Performance
Chrysalis
Chrysalis, 70 x 70cm. Photography.
Shown at Entransito 2024. Collective international exhibition around Migrations and Transitions, by Hamburg-based curator, Clemencia Labin.
From latin chrysal(I)is-from Greek Krusallis, from Krusos ¨gold¨(because of the gold color or metallic sheen of some pupae).
A transitional state.
“Upon its maiden flight from its chrysalis, a butterfly is utterly transformed from its former state. Not only is it inexplicably far more beautiful than it had been, but also it performs a function for nature that is the opposite of that of its caterpillar incarnation. Instead of munching its way mindlessly through vegetation, the butterfly flits from flower to flower, partaking of very little, destroying nothing, and inadvertently serves as a pollinator, enabling more flowers to bloom.” (Leonard Shlain, Sex, Time, and Power: How Women's Sexuality Shaped Human Evolution)

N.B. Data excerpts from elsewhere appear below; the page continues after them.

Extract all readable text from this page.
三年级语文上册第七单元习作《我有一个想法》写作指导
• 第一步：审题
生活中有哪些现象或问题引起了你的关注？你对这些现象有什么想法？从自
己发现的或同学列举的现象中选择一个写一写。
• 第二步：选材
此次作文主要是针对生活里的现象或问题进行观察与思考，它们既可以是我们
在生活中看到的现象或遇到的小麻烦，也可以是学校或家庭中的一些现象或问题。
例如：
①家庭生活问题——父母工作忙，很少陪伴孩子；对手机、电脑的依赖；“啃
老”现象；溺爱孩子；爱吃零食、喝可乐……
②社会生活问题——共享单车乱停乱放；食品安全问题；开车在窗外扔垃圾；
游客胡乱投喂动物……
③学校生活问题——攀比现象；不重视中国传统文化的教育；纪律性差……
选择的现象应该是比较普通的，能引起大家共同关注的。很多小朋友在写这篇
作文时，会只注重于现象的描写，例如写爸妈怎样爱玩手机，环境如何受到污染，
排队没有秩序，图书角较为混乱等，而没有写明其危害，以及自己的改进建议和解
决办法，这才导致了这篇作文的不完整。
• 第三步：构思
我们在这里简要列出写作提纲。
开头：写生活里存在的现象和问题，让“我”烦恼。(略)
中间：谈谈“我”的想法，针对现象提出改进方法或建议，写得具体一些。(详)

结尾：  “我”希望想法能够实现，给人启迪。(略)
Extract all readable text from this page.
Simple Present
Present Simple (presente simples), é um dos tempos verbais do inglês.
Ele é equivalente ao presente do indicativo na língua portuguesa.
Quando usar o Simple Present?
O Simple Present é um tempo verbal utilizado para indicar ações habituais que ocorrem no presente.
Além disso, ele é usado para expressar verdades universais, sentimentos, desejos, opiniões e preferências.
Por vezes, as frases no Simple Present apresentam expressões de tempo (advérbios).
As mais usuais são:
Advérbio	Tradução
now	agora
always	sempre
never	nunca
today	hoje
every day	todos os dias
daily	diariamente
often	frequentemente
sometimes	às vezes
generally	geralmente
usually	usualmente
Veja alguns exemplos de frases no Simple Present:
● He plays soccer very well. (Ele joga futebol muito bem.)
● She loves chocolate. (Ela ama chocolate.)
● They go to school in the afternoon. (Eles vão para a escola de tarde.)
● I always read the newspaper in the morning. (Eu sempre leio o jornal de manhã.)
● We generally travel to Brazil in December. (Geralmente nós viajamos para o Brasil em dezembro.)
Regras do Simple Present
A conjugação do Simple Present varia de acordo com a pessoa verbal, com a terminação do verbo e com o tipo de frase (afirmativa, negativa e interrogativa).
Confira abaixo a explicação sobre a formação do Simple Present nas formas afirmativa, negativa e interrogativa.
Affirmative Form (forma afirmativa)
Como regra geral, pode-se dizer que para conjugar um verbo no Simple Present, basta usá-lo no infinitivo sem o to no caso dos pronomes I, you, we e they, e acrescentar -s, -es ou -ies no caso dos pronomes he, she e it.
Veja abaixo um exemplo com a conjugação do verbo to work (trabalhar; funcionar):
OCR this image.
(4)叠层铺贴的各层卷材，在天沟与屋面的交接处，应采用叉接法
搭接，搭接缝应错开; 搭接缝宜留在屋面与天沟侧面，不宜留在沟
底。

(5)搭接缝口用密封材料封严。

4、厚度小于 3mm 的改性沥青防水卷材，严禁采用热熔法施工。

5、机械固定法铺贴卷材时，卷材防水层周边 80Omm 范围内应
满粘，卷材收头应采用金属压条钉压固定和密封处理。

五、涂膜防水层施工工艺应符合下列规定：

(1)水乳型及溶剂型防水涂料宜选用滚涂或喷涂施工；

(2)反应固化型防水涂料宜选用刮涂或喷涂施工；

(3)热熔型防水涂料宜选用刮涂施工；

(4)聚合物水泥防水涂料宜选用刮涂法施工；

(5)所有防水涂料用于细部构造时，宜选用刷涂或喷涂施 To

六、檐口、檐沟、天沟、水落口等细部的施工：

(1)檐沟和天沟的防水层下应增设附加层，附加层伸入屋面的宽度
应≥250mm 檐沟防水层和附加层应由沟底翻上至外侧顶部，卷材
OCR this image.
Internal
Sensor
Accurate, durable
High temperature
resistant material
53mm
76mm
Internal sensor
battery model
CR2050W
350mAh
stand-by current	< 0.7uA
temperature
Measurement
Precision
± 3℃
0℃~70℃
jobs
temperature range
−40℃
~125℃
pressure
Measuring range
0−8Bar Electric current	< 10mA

We created Chrysalis in a cave on the coast of Ibiza. I had arrived alone a few years earlier, and the island embraced me and made possible my transformation and the spreading of my wings.
I covered my daughter's skin and mine with clay from the heart of this land, in organic connection with it. And we wrapped ourselves symbolically in isothermal gold, alluding to the drama we are living in the Mediterranean with the massive arrival of people seeking to survive, and so many who lose their lives in the attempt.
I am one of the privileged who have had the opportunity, like a butterfly that emerges from its chrysalis, to leave a life behind and look for a new one.
With our eyes closed, we dreamed of the evolution of our species, where we would increasingly behave like butterflies, who transform from the worm that frantically devours vegetation, to become pollinators, creators of life.
And thus heal our relationship with nature and with each other.